Horry County targets two more ‘nuisance’ massage parlors, seeks their closure
Horry County is continuing its attempts to close massage parlors where employees are allegedly offering sexual services for money.
The county, via 15th Circuit Solicitor Jimmy Richardson, filed a pair of actions Tuesday seeking to declare Horry Therapeutic Spa, at 946 Lake Arrowhead Road in Myrtle Beach, and Massage Wellness, at 520 Hwy. 17 S. in Surfside Beach, as nuisance businesses.
The filings come about six months after the county filed similar actions against 20 other massage parlors, most of which have since voluntarily closed, though the cases continue to await a final ruling from a judge.
The actions followed a series of stories by McClatchy that explored the problem of human trafficking in South Carolina. Reporters at The Sun News and The State newspaper in Columbia investigated 18 of the 20 massage businesses Richardson is now trying to close.
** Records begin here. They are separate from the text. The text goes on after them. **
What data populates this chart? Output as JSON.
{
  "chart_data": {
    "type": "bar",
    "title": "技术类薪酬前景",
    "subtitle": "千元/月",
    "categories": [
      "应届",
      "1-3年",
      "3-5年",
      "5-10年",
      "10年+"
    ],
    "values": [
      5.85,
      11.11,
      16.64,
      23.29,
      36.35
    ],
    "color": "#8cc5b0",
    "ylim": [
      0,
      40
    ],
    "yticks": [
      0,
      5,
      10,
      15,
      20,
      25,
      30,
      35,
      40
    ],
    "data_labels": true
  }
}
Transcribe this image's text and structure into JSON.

Richardson said his office hired an outside investigator — who began visiting these businesses in March, according to court records — in response to numerous and continued complaints, which they always forwarded to police.
Horry Therapeutic Spa and Massage Wellness, both owned by Richard Bushey, also closed after the county notified their property owners, according to the court petition. Phone numbers for the two businesses were disconnected when called Tuesday.
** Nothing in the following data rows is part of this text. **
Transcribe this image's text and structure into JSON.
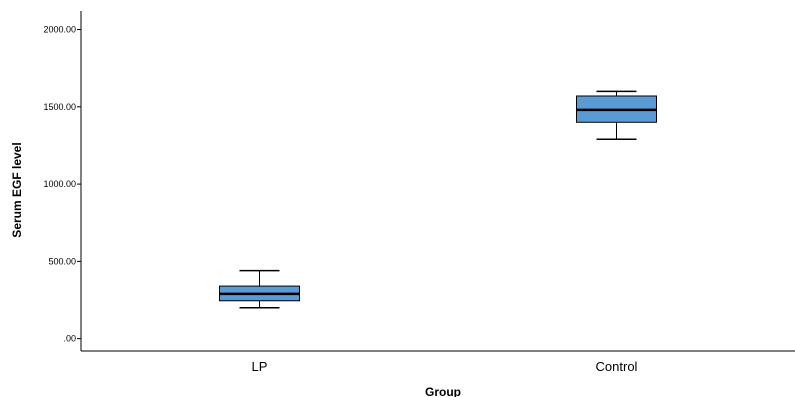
{
  "chart_data": {
    "type": "boxplot",
    "xlabel": "Group",
    "ylabel": "Serum EGF level",
    "ylim": [
      -80,
      2120
    ],
    "yticks": [
      0,
      500,
      1000,
      1500,
      2000
    ],
    "ytick_labels": [
      ".00",
      "500.00",
      "1000.00",
      "1500.00",
      "2000.00"
    ],
    "categories": [
      "LP",
      "Control"
    ],
    "boxes": [
      {
        "category": "LP",
        "min": 200,
        "q1": 245,
        "median": 290,
        "q3": 340,
        "max": 440
      },
      {
        "category": "Control",
        "min": 1290,
        "q1": 1400,
        "median": 1480,
        "q3": 1570,
        "max": 1600
      }
    ],
    "box_color": "#5b9bd5",
    "grid": false,
    "legend": "none"
  }
}
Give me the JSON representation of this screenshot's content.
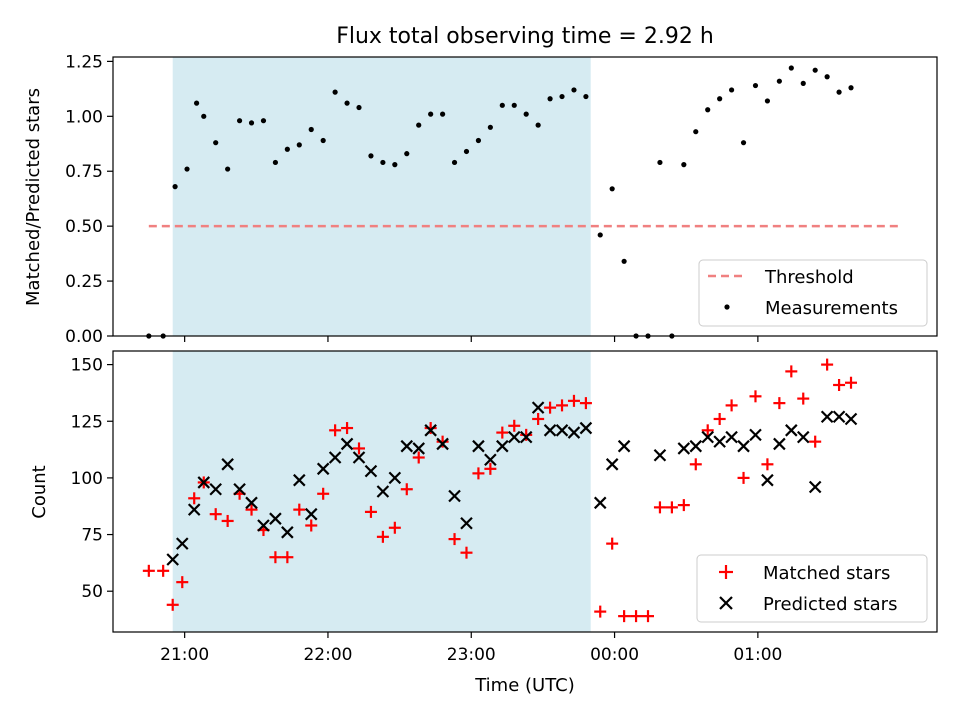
{
  "chart_data": [
    {
      "type": "scatter",
      "title": "Flux total observing time = 2.92 h",
      "xlabel": "",
      "ylabel": "Matched/Predicted stars",
      "ylim": [
        0,
        1.27
      ],
      "yticks": [
        "0.00",
        "0.25",
        "0.50",
        "0.75",
        "1.00",
        "1.25"
      ],
      "ytick_values": [
        0,
        0.25,
        0.5,
        0.75,
        1.0,
        1.25
      ],
      "xlim": [
        "20:30",
        "02:15"
      ],
      "shaded_span": [
        "20:55",
        "23:50"
      ],
      "shaded_color": "#add8e6",
      "legend_position": "lower-right",
      "threshold": {
        "name": "Threshold",
        "value": 0.5,
        "x": [
          "20:45",
          "02:00"
        ],
        "color": "#f08080"
      },
      "series": [
        {
          "name": "Measurements",
          "color": "#000000",
          "points": [
            [
              "20:45",
              0.0
            ],
            [
              "20:51",
              0.0
            ],
            [
              "20:56",
              0.68
            ],
            [
              "21:01",
              0.76
            ],
            [
              "21:05",
              1.06
            ],
            [
              "21:08",
              1.0
            ],
            [
              "21:13",
              0.88
            ],
            [
              "21:18",
              0.76
            ],
            [
              "21:23",
              0.98
            ],
            [
              "21:28",
              0.97
            ],
            [
              "21:33",
              0.98
            ],
            [
              "21:38",
              0.79
            ],
            [
              "21:43",
              0.85
            ],
            [
              "21:48",
              0.87
            ],
            [
              "21:53",
              0.94
            ],
            [
              "21:58",
              0.89
            ],
            [
              "22:03",
              1.11
            ],
            [
              "22:08",
              1.06
            ],
            [
              "22:13",
              1.04
            ],
            [
              "22:18",
              0.82
            ],
            [
              "22:23",
              0.79
            ],
            [
              "22:28",
              0.78
            ],
            [
              "22:33",
              0.83
            ],
            [
              "22:38",
              0.96
            ],
            [
              "22:43",
              1.01
            ],
            [
              "22:48",
              1.01
            ],
            [
              "22:53",
              0.79
            ],
            [
              "22:58",
              0.84
            ],
            [
              "23:03",
              0.89
            ],
            [
              "23:08",
              0.95
            ],
            [
              "23:13",
              1.05
            ],
            [
              "23:18",
              1.05
            ],
            [
              "23:23",
              1.01
            ],
            [
              "23:28",
              0.96
            ],
            [
              "23:33",
              1.08
            ],
            [
              "23:38",
              1.09
            ],
            [
              "23:43",
              1.12
            ],
            [
              "23:48",
              1.09
            ],
            [
              "23:54",
              0.46
            ],
            [
              "23:59",
              0.67
            ],
            [
              "00:04",
              0.34
            ],
            [
              "00:09",
              0.0
            ],
            [
              "00:14",
              0.0
            ],
            [
              "00:19",
              0.79
            ],
            [
              "00:24",
              0.0
            ],
            [
              "00:29",
              0.78
            ],
            [
              "00:34",
              0.93
            ],
            [
              "00:39",
              1.03
            ],
            [
              "00:44",
              1.08
            ],
            [
              "00:49",
              1.12
            ],
            [
              "00:54",
              0.88
            ],
            [
              "00:59",
              1.14
            ],
            [
              "01:04",
              1.07
            ],
            [
              "01:09",
              1.16
            ],
            [
              "01:14",
              1.22
            ],
            [
              "01:19",
              1.15
            ],
            [
              "01:24",
              1.21
            ],
            [
              "01:29",
              1.18
            ],
            [
              "01:34",
              1.11
            ],
            [
              "01:39",
              1.13
            ]
          ]
        }
      ]
    },
    {
      "type": "scatter",
      "title": "",
      "xlabel": "Time (UTC)",
      "ylabel": "Count",
      "ylim": [
        32,
        156
      ],
      "yticks": [
        "50",
        "75",
        "100",
        "125",
        "150"
      ],
      "ytick_values": [
        50,
        75,
        100,
        125,
        150
      ],
      "xlim": [
        "20:30",
        "02:15"
      ],
      "xticks": [
        "21:00",
        "22:00",
        "23:00",
        "00:00",
        "01:00"
      ],
      "xtick_hours": [
        21,
        22,
        23,
        24,
        25
      ],
      "shaded_span": [
        "20:55",
        "23:50"
      ],
      "shaded_color": "#add8e6",
      "legend_position": "lower-right",
      "series": [
        {
          "name": "Matched stars",
          "marker": "plus",
          "color": "#ff0000",
          "points": [
            [
              "20:45",
              59
            ],
            [
              "20:51",
              59
            ],
            [
              "20:55",
              44
            ],
            [
              "20:59",
              54
            ],
            [
              "21:04",
              91
            ],
            [
              "21:08",
              98
            ],
            [
              "21:13",
              84
            ],
            [
              "21:18",
              81
            ],
            [
              "21:23",
              93
            ],
            [
              "21:28",
              86
            ],
            [
              "21:33",
              77
            ],
            [
              "21:38",
              65
            ],
            [
              "21:43",
              65
            ],
            [
              "21:48",
              86
            ],
            [
              "21:53",
              79
            ],
            [
              "21:58",
              93
            ],
            [
              "22:03",
              121
            ],
            [
              "22:08",
              122
            ],
            [
              "22:13",
              113
            ],
            [
              "22:18",
              85
            ],
            [
              "22:23",
              74
            ],
            [
              "22:28",
              78
            ],
            [
              "22:33",
              95
            ],
            [
              "22:38",
              109
            ],
            [
              "22:43",
              122
            ],
            [
              "22:48",
              116
            ],
            [
              "22:53",
              73
            ],
            [
              "22:58",
              67
            ],
            [
              "23:03",
              102
            ],
            [
              "23:08",
              104
            ],
            [
              "23:13",
              120
            ],
            [
              "23:18",
              123
            ],
            [
              "23:23",
              119
            ],
            [
              "23:28",
              126
            ],
            [
              "23:33",
              131
            ],
            [
              "23:38",
              132
            ],
            [
              "23:43",
              134
            ],
            [
              "23:48",
              133
            ],
            [
              "23:54",
              41
            ],
            [
              "23:59",
              71
            ],
            [
              "00:04",
              39
            ],
            [
              "00:09",
              39
            ],
            [
              "00:14",
              39
            ],
            [
              "00:19",
              87
            ],
            [
              "00:24",
              87
            ],
            [
              "00:29",
              88
            ],
            [
              "00:34",
              106
            ],
            [
              "00:39",
              121
            ],
            [
              "00:44",
              126
            ],
            [
              "00:49",
              132
            ],
            [
              "00:54",
              100
            ],
            [
              "00:59",
              136
            ],
            [
              "01:04",
              106
            ],
            [
              "01:09",
              133
            ],
            [
              "01:14",
              147
            ],
            [
              "01:19",
              135
            ],
            [
              "01:24",
              116
            ],
            [
              "01:29",
              150
            ],
            [
              "01:34",
              141
            ],
            [
              "01:39",
              142
            ]
          ]
        },
        {
          "name": "Predicted stars",
          "marker": "x",
          "color": "#000000",
          "points": [
            [
              "20:55",
              64
            ],
            [
              "20:59",
              71
            ],
            [
              "21:04",
              86
            ],
            [
              "21:08",
              98
            ],
            [
              "21:13",
              95
            ],
            [
              "21:18",
              106
            ],
            [
              "21:23",
              95
            ],
            [
              "21:28",
              89
            ],
            [
              "21:33",
              79
            ],
            [
              "21:38",
              82
            ],
            [
              "21:43",
              76
            ],
            [
              "21:48",
              99
            ],
            [
              "21:53",
              84
            ],
            [
              "21:58",
              104
            ],
            [
              "22:03",
              109
            ],
            [
              "22:08",
              115
            ],
            [
              "22:13",
              109
            ],
            [
              "22:18",
              103
            ],
            [
              "22:23",
              94
            ],
            [
              "22:28",
              100
            ],
            [
              "22:33",
              114
            ],
            [
              "22:38",
              113
            ],
            [
              "22:43",
              121
            ],
            [
              "22:48",
              115
            ],
            [
              "22:53",
              92
            ],
            [
              "22:58",
              80
            ],
            [
              "23:03",
              114
            ],
            [
              "23:08",
              108
            ],
            [
              "23:13",
              114
            ],
            [
              "23:18",
              118
            ],
            [
              "23:23",
              118
            ],
            [
              "23:28",
              131
            ],
            [
              "23:33",
              121
            ],
            [
              "23:38",
              121
            ],
            [
              "23:43",
              120
            ],
            [
              "23:48",
              122
            ],
            [
              "23:54",
              89
            ],
            [
              "23:59",
              106
            ],
            [
              "00:04",
              114
            ],
            [
              "00:19",
              110
            ],
            [
              "00:29",
              113
            ],
            [
              "00:34",
              114
            ],
            [
              "00:39",
              118
            ],
            [
              "00:44",
              116
            ],
            [
              "00:49",
              118
            ],
            [
              "00:54",
              114
            ],
            [
              "00:59",
              119
            ],
            [
              "01:04",
              99
            ],
            [
              "01:09",
              115
            ],
            [
              "01:14",
              121
            ],
            [
              "01:19",
              118
            ],
            [
              "01:24",
              96
            ],
            [
              "01:29",
              127
            ],
            [
              "01:34",
              127
            ],
            [
              "01:39",
              126
            ]
          ]
        }
      ]
    }
  ]
}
The filings state that an investigator visited both locations on three separate occasions posing as a customer, and an employee “offered to perform sex acts to the investigator in exchange for money” each time.
Horry Therapeutic Massage had moved into the Lake Arrowhead Road location after the previous business, Yucca Spa, voluntarily closed from the solicitor’s initial round of nuisance filings.
Last March, The Sun News published an article about potential human trafficking occurring at massage parlors in the county as part of a series with The State Newspaper on human trafficking in South Carolina.
The report detailed how police tend to charge the women working in these parlors with prostitution, while human trafficking advocates argue that those women — usually Asian women over 35 years old — are likely victims.
Polaris, a leading worldwide anti-human trafficking organization, published a report in 2018 about what it calls illicit massage businesses, finding that more than 9,000 such businesses operate nationwide earning about $2.5 billion in annual revenue.
The report also notes that just shutting down the businesses isn’t the answer because the owners can just move to a new location with a new name, and the women remain victims.